Retailers and other services often use “customer lifetime value” scores to try to predict how much money individual clients might spend over time. Universities use “retention” scores to identify students at risk of dropping out.
Voter scores work similarly. They are intended to predict the likelihood that an individual agrees or disagrees with a particular party or political stance, like a belief in gun control. They are also used to predict a person’s likelihood of voting.
Ad tech firms often use the scores to help political campaigns narrowly target audiences on streaming video services, podcasts, websites and apps. Candidates, political party committees and advocacy groups also use the scores to help create lists of specific voters to call, text or canvas in person.
But researchers and privacy experts say that the scores are speculative and invasive, and that they could cause harm if they leaked to hackers or employers.
The process can involve classifying more than 150 million voters— using ratings like “gay marriage” scores or “non-Christian” scores— on personal beliefs they might have assumed were private. The scoring systems can also enable campaigns to quietly aim different, and perhaps contradictory, messages at different voters with little public accountability or oversight.
…To calculate the scores, voter-profiling firms typically use commercially available dossiers thick with data on the election participation, demographics and consumer habits of millions of adults in the United States.
The files contain public information, obtained from state voter registration databases, like a person’s name, date of birth and address, as well as the election years in which the person has voted. They may also include a phone number, political party registration and race or ethnicity.

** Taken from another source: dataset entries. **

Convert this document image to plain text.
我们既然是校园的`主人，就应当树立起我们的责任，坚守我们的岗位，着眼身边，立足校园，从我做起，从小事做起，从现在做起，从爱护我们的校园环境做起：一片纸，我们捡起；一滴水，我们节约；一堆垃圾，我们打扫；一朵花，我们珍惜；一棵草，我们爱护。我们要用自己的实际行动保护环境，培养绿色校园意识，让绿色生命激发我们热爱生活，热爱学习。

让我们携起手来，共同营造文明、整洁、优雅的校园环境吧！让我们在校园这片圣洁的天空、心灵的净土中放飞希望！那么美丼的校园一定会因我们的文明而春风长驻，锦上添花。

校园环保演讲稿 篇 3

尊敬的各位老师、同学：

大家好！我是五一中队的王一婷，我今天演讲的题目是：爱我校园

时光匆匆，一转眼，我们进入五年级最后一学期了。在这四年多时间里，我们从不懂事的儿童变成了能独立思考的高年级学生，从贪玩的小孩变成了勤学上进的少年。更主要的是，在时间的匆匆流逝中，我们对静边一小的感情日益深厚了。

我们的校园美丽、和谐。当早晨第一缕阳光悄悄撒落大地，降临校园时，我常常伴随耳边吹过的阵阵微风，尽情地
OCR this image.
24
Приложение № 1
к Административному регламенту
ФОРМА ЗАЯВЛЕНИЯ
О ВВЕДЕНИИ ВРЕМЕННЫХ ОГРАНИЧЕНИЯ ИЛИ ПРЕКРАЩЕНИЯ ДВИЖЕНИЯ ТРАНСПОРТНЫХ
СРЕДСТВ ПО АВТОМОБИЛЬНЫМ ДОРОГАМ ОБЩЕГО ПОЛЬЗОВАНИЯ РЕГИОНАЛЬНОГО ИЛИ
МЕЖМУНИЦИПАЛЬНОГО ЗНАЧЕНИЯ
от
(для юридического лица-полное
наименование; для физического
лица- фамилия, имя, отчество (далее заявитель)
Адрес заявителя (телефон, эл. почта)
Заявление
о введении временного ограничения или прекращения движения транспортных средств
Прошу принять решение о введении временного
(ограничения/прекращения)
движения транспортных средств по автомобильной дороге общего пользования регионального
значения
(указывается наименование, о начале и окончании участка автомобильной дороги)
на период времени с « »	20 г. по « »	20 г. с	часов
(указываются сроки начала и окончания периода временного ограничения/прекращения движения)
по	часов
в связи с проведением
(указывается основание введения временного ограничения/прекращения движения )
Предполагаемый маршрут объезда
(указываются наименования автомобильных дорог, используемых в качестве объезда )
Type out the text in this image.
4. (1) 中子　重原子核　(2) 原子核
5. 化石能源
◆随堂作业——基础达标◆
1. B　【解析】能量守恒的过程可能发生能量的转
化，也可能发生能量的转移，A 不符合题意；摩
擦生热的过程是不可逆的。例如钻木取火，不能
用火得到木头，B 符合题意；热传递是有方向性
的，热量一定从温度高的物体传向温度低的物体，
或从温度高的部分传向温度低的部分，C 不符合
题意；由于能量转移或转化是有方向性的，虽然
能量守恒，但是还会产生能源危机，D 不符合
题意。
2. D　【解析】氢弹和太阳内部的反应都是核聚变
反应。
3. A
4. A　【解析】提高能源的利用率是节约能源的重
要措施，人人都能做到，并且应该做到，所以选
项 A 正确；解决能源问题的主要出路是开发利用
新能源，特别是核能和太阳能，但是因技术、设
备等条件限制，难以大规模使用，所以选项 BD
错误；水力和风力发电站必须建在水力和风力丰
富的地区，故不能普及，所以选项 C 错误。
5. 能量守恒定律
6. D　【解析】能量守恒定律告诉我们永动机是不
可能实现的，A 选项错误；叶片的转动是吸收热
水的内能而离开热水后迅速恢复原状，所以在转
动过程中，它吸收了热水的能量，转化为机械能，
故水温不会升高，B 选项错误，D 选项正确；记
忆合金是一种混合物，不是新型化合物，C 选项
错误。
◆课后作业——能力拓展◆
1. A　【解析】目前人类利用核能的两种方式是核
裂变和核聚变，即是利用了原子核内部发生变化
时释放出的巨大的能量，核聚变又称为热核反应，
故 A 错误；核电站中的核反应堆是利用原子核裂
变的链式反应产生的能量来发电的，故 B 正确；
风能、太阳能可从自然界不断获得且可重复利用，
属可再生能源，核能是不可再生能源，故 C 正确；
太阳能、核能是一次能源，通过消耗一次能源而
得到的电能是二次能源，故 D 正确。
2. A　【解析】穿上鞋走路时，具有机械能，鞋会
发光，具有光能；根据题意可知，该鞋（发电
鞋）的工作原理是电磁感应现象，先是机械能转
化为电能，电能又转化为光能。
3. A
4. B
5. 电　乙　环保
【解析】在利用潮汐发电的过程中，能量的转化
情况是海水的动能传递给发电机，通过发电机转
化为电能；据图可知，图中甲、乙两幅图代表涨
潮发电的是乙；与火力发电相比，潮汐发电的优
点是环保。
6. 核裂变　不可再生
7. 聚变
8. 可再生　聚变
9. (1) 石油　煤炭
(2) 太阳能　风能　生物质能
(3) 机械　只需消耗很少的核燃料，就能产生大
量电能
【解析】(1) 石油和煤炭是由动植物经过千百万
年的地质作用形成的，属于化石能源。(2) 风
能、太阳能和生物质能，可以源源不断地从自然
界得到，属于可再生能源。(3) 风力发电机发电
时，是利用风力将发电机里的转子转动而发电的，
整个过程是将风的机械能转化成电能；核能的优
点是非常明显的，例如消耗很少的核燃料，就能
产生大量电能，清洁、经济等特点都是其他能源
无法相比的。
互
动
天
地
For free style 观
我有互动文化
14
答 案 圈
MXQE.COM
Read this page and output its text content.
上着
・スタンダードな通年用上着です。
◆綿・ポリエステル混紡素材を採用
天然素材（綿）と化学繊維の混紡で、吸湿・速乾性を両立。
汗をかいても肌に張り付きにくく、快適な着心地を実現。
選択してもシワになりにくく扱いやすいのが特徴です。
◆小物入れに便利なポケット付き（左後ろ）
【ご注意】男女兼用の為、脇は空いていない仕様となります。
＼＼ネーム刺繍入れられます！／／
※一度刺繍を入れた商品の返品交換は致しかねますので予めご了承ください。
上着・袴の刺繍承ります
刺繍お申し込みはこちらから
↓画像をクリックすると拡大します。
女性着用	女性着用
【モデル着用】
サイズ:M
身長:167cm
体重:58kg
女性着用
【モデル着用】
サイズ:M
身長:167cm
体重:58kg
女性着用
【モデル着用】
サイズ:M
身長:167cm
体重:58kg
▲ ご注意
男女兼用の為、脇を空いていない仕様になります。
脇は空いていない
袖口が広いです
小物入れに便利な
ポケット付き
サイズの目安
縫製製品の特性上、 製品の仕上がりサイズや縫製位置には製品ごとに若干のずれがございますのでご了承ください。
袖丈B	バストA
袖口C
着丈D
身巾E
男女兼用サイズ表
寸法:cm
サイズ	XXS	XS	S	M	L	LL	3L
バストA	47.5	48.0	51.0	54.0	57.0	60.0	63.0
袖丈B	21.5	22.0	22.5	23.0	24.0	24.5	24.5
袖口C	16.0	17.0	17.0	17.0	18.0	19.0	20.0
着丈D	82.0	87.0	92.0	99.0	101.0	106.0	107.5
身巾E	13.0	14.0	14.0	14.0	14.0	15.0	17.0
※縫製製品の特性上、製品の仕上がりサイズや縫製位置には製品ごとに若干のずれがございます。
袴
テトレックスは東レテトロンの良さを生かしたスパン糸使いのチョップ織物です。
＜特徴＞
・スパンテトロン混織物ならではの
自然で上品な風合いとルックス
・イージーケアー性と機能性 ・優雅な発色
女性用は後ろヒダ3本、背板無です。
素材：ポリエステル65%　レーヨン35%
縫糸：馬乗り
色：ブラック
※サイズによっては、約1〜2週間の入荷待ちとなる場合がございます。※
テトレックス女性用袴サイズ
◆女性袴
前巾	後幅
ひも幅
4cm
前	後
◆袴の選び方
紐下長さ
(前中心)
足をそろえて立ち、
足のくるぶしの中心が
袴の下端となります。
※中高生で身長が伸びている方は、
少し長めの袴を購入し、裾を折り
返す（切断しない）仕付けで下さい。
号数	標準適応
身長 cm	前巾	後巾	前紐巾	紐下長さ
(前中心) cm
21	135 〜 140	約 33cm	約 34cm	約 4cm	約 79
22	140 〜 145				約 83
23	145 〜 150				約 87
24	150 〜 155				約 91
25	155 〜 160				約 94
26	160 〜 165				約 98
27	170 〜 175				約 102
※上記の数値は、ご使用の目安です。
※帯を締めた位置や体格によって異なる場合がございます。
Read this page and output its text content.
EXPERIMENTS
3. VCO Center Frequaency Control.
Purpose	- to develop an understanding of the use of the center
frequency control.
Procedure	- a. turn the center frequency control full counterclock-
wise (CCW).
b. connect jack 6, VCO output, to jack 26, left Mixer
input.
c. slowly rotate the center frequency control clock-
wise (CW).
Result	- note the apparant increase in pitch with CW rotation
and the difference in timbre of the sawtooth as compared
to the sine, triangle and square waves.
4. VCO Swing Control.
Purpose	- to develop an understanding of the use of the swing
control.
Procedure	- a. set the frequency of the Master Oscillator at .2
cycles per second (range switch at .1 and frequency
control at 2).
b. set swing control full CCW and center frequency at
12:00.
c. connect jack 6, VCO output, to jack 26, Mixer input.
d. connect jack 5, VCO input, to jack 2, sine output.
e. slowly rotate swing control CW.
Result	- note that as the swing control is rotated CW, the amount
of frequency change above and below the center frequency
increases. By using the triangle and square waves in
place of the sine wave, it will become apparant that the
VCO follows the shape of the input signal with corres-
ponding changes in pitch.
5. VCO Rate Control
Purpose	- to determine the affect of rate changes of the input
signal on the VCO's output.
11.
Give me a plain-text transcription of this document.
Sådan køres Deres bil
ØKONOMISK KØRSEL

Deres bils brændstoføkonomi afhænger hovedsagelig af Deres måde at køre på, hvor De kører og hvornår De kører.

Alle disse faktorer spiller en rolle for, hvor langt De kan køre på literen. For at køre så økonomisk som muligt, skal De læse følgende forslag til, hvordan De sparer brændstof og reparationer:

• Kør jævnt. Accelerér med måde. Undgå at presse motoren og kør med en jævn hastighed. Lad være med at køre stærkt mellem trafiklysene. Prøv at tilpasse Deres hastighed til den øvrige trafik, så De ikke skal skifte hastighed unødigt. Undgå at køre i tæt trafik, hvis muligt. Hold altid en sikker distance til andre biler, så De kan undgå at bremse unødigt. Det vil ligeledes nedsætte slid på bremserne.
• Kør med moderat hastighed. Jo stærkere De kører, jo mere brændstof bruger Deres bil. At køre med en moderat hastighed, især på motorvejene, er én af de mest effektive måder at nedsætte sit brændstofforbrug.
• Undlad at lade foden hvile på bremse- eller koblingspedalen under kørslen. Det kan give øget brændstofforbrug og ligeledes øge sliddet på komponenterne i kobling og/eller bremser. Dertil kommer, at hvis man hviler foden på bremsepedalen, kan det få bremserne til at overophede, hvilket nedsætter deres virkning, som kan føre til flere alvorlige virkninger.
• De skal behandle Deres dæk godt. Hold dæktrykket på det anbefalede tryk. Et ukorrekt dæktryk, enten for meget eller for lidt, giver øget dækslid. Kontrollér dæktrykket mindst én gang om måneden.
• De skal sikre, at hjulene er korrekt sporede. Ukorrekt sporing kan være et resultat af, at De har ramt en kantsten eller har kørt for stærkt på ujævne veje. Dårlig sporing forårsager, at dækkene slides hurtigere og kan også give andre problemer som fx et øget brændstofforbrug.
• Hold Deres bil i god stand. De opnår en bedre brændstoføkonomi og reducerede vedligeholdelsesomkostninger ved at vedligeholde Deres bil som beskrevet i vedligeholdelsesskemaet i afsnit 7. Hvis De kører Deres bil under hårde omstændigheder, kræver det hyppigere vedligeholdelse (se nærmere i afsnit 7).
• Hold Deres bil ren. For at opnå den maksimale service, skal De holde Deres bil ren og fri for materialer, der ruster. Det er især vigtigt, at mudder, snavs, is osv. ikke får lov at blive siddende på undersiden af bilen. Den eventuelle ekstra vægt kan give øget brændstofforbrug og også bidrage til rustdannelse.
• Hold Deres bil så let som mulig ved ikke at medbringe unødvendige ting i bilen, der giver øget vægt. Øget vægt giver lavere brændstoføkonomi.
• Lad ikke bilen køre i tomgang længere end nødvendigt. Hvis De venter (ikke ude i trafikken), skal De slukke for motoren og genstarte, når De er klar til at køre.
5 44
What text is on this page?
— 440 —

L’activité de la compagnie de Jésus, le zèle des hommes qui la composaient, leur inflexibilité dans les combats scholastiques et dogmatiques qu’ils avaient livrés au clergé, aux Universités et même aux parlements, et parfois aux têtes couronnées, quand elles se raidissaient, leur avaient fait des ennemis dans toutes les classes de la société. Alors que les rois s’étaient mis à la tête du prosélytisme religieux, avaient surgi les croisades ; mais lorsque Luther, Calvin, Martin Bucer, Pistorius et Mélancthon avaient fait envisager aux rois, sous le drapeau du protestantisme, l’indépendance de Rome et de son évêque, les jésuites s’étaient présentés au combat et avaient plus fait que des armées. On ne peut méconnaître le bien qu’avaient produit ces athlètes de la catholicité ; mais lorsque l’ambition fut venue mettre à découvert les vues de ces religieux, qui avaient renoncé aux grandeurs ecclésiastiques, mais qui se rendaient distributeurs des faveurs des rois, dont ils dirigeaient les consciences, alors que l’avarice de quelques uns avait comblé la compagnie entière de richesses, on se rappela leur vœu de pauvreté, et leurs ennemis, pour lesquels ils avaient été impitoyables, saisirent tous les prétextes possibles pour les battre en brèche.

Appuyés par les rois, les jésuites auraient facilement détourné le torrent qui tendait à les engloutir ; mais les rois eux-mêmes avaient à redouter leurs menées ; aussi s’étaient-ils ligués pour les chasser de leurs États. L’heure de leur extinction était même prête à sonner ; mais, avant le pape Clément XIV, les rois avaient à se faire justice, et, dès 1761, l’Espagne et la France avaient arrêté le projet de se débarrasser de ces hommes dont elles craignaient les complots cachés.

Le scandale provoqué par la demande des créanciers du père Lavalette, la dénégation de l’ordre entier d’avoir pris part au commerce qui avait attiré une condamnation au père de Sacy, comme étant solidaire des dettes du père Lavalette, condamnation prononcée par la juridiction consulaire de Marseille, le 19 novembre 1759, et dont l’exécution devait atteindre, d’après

The voters profiles are often enhanced with commercially available details on consumers like: net worth, education level, occupation, home value, number of children in one’s household, gun ownership, pet ownership, political donations and hobbies or habits such as cooking, woodworking, gambling or smoking. Such details can be purchased from data aggregators that acquire information from customers’ loyalty-card records and other sources.
Next, profiling firms survey a representative sample of voters, scoring respondents according to their stances on issues like marijuana legalization. Firms then use machine learning to identity common characteristics across the dossiers— like low-income households, say, or a preference for low-fat foods— that correlate with voters’ stances.
The characteristics enable profiling firms to find “look-alike” voters in their files. Then they often calculate scores on issues like climate change for all the voters in their files.
…[W]hen Cambridge Analytica— a voter-profiling firm that covertly data-mined and scored millions of Facebook users— became front-page news, many national political campaigns were already using voter scores. Now, even local candidates use them.
This spring, the Government Accountability Office issued a report warning that the practice of consumer scoring lacked transparency and could cause harm. Although the report did not specifically examine voter scores, it urged Congress to consider enacting consumer protections around scoring.